On Fri, 10 May 2019 10:24:31 -0400
Eric Farman <farman@linux.ibm.com> wrote:

> On 5/10/19 7:47 AM, Cornelia Huck wrote:
> > On Wed, 8 May 2019 11:22:07 +0200
> > Pierre Morel <pmorel@linux.ibm.com> wrote:
> >   
> >> For the NOOP its clearly stated that it does not start a data transfer.
> >> If we pin the CDA, it could then eventually be the cause of errors if
> >> the address indicated by the CDA is not accessible.
> >>
> >> The NOOP is a particular CONTROL operation for which no data is transfered.
> >> Other CONTROL operation may start a data transfer.  
> > 
> > I've just looked at the documentation again.
> > 
> > The Olde Common I/O Device Commands document indicates that a NOOP
> > simply causes channel end/device end.
> > 
> > The PoP seems to indicate that the cda is always checked (i.e. does it
> > point to a valid memory area?), but I'm not sure whether the area that
> > is pointed to is checked for accessibility etc. as well, even if the
> > command does not transfer any data.
> > 
> > Has somebody tried to find out what happens on Real Hardware(tm) if you
> > send a command that is not supposed to transfer any data where the cda
> > points to a valid, but not accessible area?  
> 
> Hrm...  The CDA itself?  I don't think so.  Since every CCW is converted 
> to an IDAL in vfio-ccw, we guarantee that it's pointing to something 
> valid at that point.
> 
> So, I hacked ccwchain_fetch_direct() to NOT set the IDAL flag in a NOP 
> CCW, and to leave the CDA alone.  This means it will still contain the 
> guest address, which is risky but hey it's a test system.  :)  (I 
> offline'd a bunch of host memory too, to make sure I had some 
> unavailable addresses.)
> 
> In my traces, the non-IDA NOP CCWs were issued to the host with and 
> without the skip flag, with zero and non-zero counts, and with zero and 
> non-zero CDAs.  All of them work just fine, including the ones who's 
> addresses fall into the offline space.  Even the combination of no skip, 
> non-zero count, and zero cda.
> 
> I modified that hack to do the same for a known invalid control opcode, 
> and it seemed to be okay too.  We got an (expected) invalid command 
> before we noticed any problem with the provided address.
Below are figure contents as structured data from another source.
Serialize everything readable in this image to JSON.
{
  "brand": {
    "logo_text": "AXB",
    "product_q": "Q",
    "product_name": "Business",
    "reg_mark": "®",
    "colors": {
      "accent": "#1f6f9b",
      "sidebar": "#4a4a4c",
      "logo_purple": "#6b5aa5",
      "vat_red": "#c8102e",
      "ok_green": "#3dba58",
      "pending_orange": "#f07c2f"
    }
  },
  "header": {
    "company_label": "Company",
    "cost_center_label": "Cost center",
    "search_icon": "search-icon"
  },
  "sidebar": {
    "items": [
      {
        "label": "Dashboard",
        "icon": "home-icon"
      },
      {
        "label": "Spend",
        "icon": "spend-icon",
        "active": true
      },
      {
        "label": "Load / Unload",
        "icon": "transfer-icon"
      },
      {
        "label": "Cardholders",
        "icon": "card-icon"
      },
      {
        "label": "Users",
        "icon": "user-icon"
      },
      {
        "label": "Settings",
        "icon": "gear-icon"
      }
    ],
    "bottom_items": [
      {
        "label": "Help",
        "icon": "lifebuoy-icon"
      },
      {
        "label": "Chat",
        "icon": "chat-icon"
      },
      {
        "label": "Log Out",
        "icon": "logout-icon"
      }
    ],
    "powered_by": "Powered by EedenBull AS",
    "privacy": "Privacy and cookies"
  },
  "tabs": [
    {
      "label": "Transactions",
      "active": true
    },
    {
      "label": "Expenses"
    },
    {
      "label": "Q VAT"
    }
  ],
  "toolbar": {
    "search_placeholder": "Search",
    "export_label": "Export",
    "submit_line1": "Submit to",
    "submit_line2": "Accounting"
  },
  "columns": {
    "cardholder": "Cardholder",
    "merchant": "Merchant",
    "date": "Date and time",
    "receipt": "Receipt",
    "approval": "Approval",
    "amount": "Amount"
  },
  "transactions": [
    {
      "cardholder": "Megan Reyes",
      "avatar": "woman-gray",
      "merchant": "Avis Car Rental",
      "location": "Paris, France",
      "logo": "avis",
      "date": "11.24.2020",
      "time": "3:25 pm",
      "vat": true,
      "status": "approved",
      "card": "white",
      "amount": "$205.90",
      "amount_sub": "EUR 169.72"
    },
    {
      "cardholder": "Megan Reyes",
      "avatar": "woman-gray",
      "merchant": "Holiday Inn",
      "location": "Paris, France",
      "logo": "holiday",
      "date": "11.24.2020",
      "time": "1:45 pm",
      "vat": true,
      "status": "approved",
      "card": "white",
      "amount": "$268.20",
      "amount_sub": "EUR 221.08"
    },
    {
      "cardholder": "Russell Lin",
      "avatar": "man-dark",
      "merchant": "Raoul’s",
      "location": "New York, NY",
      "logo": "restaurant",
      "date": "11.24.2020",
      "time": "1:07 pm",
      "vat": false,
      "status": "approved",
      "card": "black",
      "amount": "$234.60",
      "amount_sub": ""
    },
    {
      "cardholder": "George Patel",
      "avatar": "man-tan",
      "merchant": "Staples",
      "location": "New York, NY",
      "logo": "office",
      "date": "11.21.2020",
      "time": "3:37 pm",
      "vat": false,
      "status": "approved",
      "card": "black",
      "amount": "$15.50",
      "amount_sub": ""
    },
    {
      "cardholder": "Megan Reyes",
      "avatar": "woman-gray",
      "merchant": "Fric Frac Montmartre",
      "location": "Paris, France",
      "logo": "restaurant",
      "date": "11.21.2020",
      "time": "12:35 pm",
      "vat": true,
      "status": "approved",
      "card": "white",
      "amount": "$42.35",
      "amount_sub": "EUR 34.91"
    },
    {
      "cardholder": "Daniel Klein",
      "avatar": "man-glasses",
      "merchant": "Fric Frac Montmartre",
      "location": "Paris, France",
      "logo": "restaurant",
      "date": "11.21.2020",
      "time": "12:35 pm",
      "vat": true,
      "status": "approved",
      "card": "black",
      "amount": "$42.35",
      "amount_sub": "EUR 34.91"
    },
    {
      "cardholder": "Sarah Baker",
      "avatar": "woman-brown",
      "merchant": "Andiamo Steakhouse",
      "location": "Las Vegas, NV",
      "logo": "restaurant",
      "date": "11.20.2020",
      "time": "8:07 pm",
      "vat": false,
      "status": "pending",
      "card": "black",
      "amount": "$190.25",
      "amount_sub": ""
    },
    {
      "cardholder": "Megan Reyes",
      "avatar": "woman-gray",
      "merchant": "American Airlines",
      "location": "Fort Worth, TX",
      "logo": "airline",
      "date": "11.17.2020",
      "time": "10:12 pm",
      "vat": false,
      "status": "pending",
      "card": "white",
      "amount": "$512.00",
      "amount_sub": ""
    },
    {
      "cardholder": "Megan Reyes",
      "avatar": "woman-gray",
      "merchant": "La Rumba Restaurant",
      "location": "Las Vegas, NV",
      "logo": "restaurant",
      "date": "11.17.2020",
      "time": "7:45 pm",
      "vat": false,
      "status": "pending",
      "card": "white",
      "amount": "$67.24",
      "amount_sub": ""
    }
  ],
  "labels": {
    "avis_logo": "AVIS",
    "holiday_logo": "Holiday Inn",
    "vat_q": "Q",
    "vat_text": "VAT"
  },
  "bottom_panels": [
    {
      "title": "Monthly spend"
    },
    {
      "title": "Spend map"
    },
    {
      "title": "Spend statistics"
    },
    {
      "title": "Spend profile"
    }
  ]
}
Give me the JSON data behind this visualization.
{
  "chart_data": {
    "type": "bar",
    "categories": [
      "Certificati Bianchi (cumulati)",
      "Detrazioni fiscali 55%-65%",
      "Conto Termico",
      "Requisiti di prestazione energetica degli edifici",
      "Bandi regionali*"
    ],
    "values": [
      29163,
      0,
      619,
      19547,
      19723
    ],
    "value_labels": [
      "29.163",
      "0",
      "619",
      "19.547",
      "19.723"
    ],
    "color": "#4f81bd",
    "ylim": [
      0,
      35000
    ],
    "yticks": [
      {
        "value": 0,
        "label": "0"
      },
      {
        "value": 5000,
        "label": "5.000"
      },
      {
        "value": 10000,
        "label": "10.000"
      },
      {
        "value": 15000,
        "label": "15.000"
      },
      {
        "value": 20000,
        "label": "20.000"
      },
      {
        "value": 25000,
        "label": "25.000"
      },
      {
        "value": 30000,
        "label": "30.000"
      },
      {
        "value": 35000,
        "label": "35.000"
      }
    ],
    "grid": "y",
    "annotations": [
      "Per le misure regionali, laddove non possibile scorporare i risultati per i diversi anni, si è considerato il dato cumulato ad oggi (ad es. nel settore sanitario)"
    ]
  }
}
That's interesting; I would not have arrived at this by interpreting
the PoP...

> > 
> > In general, I think doing the translation (and probably already hitting
> > errors there) is better than sending down a guest address.
> >   
> 
> I mostly agree, but I have one test program that generates invalid GUEST 
> addresses with its NOP CCWs, since it doesn't seem to care about whether 
> they're valid or not.  So any attempt to pin them will end badly, which 
> is why I call that opcode out in ccw_does_data_transfer(), and just send 
> invalid IDAWs with it.

So, without the attempt to pin they do not fail? Maybe the right
approach would be to rewrite the cda before sending the ccws?